Stories and systems change: #OneLess and the Marine CoLABoration

Out now, a short film shares the story of #OneLess and how this experimental campaign is changing the way Londoners drink water, from single-use plastic bottles to refilling and reusing.
15 dec 2021

#OneLess is an initiative of the Marine CoLABoration (CoLAB), established in 2015 to explore how NGOs might collaborate and communicate more effectively on marine conservation issues.

The Marine CoLAB is the corner stone of our Valuing the Ocean programme, set up because research commissioned from Forum for the Future on the gaps and needs for marine conservation had shown us two things. One, the organisations focused on ocean protection needed to share knowledge and work more collaboratively across sectors. Two, people – from the general public to policymakers – didn’t have ocean protection on their radar. They didn’t understand why a healthy ocean mattered to them or society, or what they could do to protect it.

The CoLAB initially brought together nine NGOs with a breadth of interests, expertise and areas of operation. Some focused on marine conservation, others specialized in economics, law, social science, communications and/or systems change. Participation was funded by CGF – recognizing that it takes resource to collaborate – and facilitated by FoAM, experts in ‘lab-type’ approaches which bring organisations together to innovate and accelerate change.

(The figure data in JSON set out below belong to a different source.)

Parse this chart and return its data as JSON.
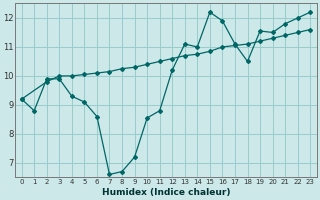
{
  "title": "",
  "xlabel": "Humidex (Indice chaleur)",
  "ylabel": "",
  "bg_color": "#cce8e8",
  "grid_color": "#99cccc",
  "line_color": "#006666",
  "xlim": [
    -0.5,
    23.5
  ],
  "ylim": [
    6.5,
    12.5
  ],
  "xticks": [
    0,
    1,
    2,
    3,
    4,
    5,
    6,
    7,
    8,
    9,
    10,
    11,
    12,
    13,
    14,
    15,
    16,
    17,
    18,
    19,
    20,
    21,
    22,
    23
  ],
  "yticks": [
    7,
    8,
    9,
    10,
    11,
    12
  ],
  "line1_x": [
    0,
    1,
    2,
    3,
    4,
    5,
    6,
    7,
    8,
    9,
    10,
    11,
    12,
    13,
    14,
    15,
    16,
    17,
    18,
    19,
    20,
    21,
    22,
    23
  ],
  "line1_y": [
    9.2,
    8.8,
    9.9,
    9.9,
    9.3,
    9.1,
    8.6,
    6.6,
    6.7,
    7.2,
    8.55,
    8.8,
    10.2,
    11.1,
    11.0,
    12.2,
    11.9,
    11.1,
    10.5,
    11.55,
    11.5,
    11.8,
    12.0,
    12.2
  ],
  "line2_x": [
    0,
    2,
    3,
    4,
    5,
    6,
    7,
    8,
    9,
    10,
    11,
    12,
    13,
    14,
    15,
    16,
    17,
    18,
    19,
    20,
    21,
    22,
    23
  ],
  "line2_y": [
    9.2,
    9.8,
    10.0,
    10.0,
    10.05,
    10.1,
    10.15,
    10.25,
    10.3,
    10.4,
    10.5,
    10.6,
    10.7,
    10.75,
    10.85,
    11.0,
    11.05,
    11.1,
    11.2,
    11.3,
    11.4,
    11.5,
    11.6
  ],
  "xlabel_fontsize": 6.5,
  "xtick_fontsize": 5,
  "ytick_fontsize": 6
}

Through a programme of workshops, the CoLAB established ‘outstanding levels of collaboration and trust’ among the group and the ‘CoLABoratory’ approach: experimental, values based and systemic. A values-based approach is one that drives action through promoting the connection between people’s values – what they care about – and the benefits of a healthy ocean. A systems-change approach identifies the levers for change across a system and builds the networks necessary to pull those levers. Connecting the dots and communicating a compelling ocean ‘story’ are key.

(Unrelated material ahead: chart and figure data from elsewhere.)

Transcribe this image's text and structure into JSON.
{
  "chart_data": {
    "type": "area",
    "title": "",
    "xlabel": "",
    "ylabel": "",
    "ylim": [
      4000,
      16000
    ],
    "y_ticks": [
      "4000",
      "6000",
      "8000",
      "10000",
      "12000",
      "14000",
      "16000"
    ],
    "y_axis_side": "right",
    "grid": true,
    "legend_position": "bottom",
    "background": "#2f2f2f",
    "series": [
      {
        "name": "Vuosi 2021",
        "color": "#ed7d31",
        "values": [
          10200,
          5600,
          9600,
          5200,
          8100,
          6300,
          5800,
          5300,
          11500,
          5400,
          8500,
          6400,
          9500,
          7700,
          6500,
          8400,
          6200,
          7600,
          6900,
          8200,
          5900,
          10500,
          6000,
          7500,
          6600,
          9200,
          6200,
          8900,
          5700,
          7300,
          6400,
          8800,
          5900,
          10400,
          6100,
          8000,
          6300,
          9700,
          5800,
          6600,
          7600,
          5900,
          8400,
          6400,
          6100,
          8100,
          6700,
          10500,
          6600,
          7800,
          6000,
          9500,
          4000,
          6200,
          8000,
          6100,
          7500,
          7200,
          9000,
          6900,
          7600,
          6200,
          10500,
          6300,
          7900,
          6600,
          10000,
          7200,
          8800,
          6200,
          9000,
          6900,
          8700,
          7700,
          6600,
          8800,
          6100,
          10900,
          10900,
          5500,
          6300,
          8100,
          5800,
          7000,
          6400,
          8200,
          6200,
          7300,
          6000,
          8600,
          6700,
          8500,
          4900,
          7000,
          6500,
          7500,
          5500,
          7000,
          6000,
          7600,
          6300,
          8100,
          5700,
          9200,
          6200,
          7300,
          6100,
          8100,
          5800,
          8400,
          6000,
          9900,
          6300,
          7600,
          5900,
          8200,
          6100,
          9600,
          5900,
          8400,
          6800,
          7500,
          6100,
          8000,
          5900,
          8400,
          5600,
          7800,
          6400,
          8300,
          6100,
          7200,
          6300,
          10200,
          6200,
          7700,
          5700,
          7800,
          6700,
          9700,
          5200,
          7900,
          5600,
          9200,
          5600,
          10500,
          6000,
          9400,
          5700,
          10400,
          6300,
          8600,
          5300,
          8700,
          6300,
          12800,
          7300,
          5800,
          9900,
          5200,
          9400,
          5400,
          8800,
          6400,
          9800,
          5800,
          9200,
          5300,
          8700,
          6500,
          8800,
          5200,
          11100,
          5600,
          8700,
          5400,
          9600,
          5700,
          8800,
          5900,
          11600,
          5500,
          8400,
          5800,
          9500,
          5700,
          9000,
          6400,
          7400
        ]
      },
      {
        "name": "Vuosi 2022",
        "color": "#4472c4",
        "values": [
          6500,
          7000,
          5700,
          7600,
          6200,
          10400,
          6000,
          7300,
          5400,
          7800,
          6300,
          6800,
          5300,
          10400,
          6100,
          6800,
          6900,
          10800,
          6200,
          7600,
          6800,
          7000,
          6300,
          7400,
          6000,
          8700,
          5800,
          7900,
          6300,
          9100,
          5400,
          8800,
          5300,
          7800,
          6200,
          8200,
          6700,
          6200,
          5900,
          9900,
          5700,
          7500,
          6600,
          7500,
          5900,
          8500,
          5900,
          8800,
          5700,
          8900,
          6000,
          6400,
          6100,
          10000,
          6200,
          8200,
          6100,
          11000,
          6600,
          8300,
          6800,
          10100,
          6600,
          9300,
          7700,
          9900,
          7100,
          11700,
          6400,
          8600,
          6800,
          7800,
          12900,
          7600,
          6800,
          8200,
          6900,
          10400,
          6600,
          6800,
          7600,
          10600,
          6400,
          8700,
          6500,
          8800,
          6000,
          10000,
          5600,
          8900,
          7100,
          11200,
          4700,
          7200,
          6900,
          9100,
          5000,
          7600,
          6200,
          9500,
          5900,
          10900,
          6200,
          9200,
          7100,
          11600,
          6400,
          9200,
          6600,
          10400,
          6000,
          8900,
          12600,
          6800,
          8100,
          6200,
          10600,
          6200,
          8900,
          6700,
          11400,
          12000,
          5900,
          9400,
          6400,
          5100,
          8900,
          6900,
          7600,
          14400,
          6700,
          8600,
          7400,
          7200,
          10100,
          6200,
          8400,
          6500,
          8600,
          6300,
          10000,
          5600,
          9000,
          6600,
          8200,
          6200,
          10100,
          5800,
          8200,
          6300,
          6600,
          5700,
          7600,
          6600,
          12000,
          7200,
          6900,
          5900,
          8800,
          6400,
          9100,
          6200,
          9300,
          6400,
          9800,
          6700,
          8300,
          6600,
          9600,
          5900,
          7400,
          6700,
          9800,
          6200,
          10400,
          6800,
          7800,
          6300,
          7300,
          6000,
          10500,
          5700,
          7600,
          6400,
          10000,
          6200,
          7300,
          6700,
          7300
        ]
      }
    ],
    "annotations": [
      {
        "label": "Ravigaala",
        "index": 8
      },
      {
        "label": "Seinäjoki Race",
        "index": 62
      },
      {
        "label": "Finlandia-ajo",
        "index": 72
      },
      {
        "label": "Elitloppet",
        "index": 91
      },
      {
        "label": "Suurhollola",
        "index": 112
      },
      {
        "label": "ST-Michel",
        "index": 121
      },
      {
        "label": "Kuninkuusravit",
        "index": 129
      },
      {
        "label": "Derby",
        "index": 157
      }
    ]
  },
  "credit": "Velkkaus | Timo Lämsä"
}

The approach has underpinned all the CoLAB has achieved since. We see this clearly in the success of its very first ‘experiment’ – what became the #OneLess campaign. CoLAB member Zoological Society of London (ZSL) was working with Selfridges department store to raise awareness of the problem of plastic in the ocean. This was in the days pre Blue Planet II, and the challenge was how to get people in a city like London to care about the impact of throwaway plastic and influence lasting change.

#OneLess Fountain Outside The Tate © ZSL Credit Alice Chamberlain

The CoLAB solution was to use the single-use plastic water bottle as a ‘flagship species’ to highlight to Londoners their city to sea connections via the River Thames and inspire change through a story of personal agency and ocean protection (rather than a focus on city waste reduction). Hence, the naming of the #OneLess campaign – everyone’s actions make a difference – and the brand design and messaging which reinforce the idea of ocean connection, from the strapline ‘because everything we do touches the ocean’ to visuals like the #OneLess whale holding up London’s iconic skyline.

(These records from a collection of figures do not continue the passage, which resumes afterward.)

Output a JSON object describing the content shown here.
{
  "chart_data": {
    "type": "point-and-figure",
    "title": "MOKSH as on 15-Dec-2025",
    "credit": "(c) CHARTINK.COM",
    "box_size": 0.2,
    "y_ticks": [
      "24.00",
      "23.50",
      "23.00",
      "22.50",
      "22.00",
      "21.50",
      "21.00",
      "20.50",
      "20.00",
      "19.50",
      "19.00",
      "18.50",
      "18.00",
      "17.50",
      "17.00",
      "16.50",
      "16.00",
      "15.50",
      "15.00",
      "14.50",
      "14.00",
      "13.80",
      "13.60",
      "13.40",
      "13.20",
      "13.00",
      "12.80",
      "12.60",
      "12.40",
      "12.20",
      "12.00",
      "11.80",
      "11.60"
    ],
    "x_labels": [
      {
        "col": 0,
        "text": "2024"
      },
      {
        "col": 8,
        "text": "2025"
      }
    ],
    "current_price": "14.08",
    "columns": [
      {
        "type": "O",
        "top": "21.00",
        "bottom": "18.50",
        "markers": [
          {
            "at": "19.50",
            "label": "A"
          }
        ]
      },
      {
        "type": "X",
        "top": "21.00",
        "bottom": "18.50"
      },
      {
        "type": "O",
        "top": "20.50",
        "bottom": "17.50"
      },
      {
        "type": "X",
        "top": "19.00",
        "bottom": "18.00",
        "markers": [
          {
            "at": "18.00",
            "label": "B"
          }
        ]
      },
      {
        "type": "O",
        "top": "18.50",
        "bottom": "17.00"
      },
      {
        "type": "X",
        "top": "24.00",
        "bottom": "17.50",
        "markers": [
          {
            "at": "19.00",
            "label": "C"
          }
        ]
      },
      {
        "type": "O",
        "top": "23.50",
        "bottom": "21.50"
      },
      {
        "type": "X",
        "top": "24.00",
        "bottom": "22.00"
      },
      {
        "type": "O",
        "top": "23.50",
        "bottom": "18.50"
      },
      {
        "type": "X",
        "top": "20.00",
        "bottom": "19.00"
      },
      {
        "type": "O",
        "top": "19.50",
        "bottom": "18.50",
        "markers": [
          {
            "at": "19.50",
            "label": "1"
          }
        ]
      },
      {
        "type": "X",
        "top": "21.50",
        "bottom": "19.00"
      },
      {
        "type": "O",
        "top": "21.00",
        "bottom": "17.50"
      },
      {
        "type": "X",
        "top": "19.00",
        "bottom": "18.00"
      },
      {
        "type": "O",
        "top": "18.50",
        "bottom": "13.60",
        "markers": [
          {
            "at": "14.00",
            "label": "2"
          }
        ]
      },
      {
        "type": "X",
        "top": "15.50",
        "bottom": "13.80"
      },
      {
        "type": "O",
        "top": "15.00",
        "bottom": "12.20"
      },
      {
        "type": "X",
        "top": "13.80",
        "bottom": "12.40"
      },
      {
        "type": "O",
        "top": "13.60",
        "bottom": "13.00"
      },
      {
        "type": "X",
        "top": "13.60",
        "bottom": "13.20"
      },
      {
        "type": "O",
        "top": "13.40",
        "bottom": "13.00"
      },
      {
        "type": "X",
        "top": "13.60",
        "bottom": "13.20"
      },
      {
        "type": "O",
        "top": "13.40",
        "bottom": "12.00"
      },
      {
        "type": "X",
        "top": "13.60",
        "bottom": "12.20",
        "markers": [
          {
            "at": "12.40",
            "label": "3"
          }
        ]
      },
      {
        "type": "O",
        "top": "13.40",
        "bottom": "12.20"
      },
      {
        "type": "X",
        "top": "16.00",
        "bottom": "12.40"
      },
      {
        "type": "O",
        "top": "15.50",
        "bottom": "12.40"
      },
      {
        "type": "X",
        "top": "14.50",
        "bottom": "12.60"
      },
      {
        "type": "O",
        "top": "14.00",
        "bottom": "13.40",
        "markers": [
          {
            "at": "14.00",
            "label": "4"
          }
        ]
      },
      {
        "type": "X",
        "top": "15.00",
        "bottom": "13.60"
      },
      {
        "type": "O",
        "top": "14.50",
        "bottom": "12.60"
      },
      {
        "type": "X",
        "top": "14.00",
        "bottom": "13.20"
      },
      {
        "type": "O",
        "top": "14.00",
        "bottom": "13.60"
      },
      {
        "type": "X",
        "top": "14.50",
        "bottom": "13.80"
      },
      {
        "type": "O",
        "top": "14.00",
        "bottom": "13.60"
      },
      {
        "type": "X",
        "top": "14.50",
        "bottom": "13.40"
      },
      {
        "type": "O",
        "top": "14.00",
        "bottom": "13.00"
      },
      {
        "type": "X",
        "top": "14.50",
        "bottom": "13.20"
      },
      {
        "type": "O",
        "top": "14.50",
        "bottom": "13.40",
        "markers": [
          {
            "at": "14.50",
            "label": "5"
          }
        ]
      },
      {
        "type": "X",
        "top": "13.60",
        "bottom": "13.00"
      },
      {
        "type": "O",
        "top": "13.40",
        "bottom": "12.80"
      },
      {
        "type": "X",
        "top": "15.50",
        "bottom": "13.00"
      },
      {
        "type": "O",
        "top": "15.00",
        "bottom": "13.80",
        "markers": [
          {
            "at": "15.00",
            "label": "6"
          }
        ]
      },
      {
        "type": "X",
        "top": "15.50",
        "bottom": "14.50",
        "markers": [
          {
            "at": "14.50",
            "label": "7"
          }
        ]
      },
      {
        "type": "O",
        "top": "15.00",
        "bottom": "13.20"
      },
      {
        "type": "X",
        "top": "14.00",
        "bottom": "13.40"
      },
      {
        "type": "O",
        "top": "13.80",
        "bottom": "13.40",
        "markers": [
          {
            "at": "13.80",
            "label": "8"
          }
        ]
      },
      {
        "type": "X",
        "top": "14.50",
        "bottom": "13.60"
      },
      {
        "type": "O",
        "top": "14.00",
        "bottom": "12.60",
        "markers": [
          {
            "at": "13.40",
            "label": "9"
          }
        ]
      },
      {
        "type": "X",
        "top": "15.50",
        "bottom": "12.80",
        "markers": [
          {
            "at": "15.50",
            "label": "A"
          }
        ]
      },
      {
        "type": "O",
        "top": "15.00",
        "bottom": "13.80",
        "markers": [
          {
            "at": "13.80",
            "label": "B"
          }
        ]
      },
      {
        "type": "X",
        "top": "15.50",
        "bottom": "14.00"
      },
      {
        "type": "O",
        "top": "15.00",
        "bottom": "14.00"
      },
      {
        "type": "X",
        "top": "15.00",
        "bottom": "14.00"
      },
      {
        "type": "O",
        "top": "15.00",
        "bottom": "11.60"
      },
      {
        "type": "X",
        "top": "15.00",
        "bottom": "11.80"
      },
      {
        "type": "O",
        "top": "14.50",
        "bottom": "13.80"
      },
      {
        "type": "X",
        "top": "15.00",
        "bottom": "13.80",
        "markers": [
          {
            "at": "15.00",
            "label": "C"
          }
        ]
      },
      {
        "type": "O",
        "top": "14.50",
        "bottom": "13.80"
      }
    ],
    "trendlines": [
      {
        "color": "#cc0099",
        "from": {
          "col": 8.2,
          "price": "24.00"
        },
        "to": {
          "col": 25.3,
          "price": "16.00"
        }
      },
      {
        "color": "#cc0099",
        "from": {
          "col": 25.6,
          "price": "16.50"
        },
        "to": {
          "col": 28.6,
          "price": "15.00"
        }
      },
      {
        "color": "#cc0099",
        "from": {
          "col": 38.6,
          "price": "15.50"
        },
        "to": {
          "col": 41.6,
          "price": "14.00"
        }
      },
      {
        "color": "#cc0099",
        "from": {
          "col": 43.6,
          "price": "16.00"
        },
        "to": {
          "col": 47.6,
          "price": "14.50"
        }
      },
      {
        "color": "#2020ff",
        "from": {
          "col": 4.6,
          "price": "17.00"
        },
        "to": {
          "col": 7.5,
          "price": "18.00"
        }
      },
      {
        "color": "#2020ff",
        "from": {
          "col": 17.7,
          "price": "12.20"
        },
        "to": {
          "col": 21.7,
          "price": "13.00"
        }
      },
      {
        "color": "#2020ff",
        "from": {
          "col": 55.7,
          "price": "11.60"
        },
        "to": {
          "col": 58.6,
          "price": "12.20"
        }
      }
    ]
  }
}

The CoLAB team also mapped the system of hydration on the go in London. This identified areas of intervention – the challenges and opportunities for change – across key dimensions, including policy, infrastructure, business practice and innovation, and behavioural norms. Influencing the policy of the then newly elected London Mayor, Sadiq Khan, was a particular focus.

Six years on, the #OneLess film tells the story of the campaign’s success: national policy influence; policy change in London; £5 million investment in refill infrastructure from the London Mayor and Thames Water; the #OneLess Pioneer Network of businesses and organisations across London, catalysing change through networks and supply chains that reach worldwide; cutting edge science and cross-sector collaboration; and shifting public norms. By 2020, the fountains had dispensed refill water equivalent to 32 million single-use plastic bottles, saving more than £150 million.

As the campaign wraps up in London, the team has produced the #OneLess toolkit to share with anyone interested in system changing approaches whether for single use plastic or other issues.